Gazette Daily News Briefing, November 2
This is Stephen Schmidt from the Gazette Digital News Desk, and I’m here with your update for November 2, 2023.
According to the National Weather Service Thursday will be mostly sunny in the Cedar Rapids area, with a high near 52 degrees. On Thursday evening there will be increasing clouds with a low of around 37 degrees.
Red Star Yeast Company in Cedar Rapids has agreed to pay a $37,705 fine and buy local first responders $35,864 in equipment as part of a settlement with the U.S. Environmental Protection Agency over hazardous waste violations.
On Jan. 23, EPA inspectors visited the Red Star plant at 950 60th Ave. SW and found three 10,000-gallon tanks of hazardous waste, including one that held selenium-contaminated sludge and two others labeled as “hazardous waste,” according to the consent decree the EPA provided to The Gazette. Selenium is an ingredient added to nutritional yeast.
The fire department and hazmat team prepared a list of equipment that would help in their responses to hazardous waste or other chemical incidents and Red Star submitted that to the EPA as part of a supplemental environmental project. Red Star has 60 days from Oct. 23 to purchase the gear.
Oral-B Laboratories has agreed to buy Kirkwood Community College’s Iowa City campus for $6.4 million — pending 120 days of performing “due diligence” on the deal.
That pending sale, made Aug. 10 for the 6.3 acres at 1816 Lower Muscatine Rd., is about $625,000 under Kirkwood’s asking price of nearly $7 million, according to a Realty.com advertisement promoting the property as a “hard to find” large parcel in “highly-sought after Iowa City.”
In 2018, Procter & Gamble announced it would move its shampoo, conditioner and body wash product lines out of Iowa City — and eliminate hundreds of local jobs as a result. But then two years later, it said it would keep the product lines here after all.

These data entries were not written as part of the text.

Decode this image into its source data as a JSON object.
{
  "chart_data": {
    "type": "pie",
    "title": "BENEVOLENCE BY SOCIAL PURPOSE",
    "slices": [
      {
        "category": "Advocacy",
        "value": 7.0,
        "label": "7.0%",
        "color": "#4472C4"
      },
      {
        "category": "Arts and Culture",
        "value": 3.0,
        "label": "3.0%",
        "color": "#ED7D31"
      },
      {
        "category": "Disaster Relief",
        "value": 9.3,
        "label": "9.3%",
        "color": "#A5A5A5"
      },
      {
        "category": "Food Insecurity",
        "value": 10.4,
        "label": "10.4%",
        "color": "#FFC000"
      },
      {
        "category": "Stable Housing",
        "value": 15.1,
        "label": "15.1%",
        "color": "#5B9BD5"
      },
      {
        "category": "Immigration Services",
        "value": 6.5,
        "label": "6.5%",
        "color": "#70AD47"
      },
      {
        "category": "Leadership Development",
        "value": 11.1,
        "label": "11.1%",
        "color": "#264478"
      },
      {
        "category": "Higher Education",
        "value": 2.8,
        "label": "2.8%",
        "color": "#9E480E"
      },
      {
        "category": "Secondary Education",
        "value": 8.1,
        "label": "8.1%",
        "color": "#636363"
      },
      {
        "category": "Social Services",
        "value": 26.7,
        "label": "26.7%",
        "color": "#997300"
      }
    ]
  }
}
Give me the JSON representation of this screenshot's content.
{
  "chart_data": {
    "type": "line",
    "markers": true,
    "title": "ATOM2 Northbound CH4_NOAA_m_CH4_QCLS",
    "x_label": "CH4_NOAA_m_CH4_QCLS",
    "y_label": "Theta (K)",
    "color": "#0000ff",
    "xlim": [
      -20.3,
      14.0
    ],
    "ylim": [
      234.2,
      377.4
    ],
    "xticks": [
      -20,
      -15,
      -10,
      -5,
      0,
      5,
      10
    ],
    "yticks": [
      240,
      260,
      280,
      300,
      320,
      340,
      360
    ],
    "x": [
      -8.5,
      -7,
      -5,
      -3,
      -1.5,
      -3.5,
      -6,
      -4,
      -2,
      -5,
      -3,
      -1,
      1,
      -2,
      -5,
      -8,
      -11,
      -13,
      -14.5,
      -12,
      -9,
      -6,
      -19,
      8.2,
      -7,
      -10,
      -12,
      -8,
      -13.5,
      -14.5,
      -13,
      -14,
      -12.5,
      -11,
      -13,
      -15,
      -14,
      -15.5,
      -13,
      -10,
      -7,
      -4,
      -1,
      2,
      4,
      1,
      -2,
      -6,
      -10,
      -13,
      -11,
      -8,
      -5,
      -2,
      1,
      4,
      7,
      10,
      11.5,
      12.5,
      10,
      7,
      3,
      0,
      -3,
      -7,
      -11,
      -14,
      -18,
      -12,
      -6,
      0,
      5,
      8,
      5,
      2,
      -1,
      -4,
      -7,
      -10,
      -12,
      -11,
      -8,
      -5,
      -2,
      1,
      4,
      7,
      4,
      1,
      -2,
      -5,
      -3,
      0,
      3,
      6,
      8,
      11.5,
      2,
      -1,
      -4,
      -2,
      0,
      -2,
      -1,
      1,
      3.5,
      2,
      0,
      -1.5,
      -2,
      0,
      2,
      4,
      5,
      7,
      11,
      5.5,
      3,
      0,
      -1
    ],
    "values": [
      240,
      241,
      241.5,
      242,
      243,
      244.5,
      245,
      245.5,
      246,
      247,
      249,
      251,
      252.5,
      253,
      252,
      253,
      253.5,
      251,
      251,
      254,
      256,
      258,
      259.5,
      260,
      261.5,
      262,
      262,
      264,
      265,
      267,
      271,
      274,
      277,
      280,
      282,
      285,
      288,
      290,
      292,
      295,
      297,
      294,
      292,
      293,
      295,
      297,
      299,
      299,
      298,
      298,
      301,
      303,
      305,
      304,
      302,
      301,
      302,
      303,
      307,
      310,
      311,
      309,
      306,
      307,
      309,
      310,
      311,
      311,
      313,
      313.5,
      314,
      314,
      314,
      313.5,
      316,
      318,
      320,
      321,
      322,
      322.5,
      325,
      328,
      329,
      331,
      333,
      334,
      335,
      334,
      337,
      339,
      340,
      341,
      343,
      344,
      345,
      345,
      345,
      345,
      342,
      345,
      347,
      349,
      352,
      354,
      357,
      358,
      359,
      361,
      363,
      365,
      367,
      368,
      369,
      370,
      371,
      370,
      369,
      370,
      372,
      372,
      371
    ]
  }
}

Its oral care lines, including Oral B, were not affected under the plans.
In January, Kirkwood announced it was going to sell the 32-year-old campus Former Kirkwood President Lori Sundberg said the move was made to cut costs and consolidate offerings as community colleges face challenges in adapting to the changing educational landscape.
Longtime Iowa head football coach Kirk Ferentz intends to continue coaching beyond the 2023 season, he clarified Wednesday evening on his weekly radio show.
“I hope to keep doing this for quite a while,” Ferentz said. “I’ve always loved being here. … Until they tell me to sit down, I’ll probably keep going.”
The longtime coach’s future came into question after interim athletics director Beth Goetz announced on Monday her intention to not retain offensive coordinator Brian Ferentz after the 2023 season.
Ferentz said on his radio show Wednesday he was “not trying to intentionally cause celebration for some people that would love to see me go start a stamp collection or go birdwatching.”
“That was not the intent,” Ferentz said Wednesday. “The intent was to try to steer this thing back to what is important right now.”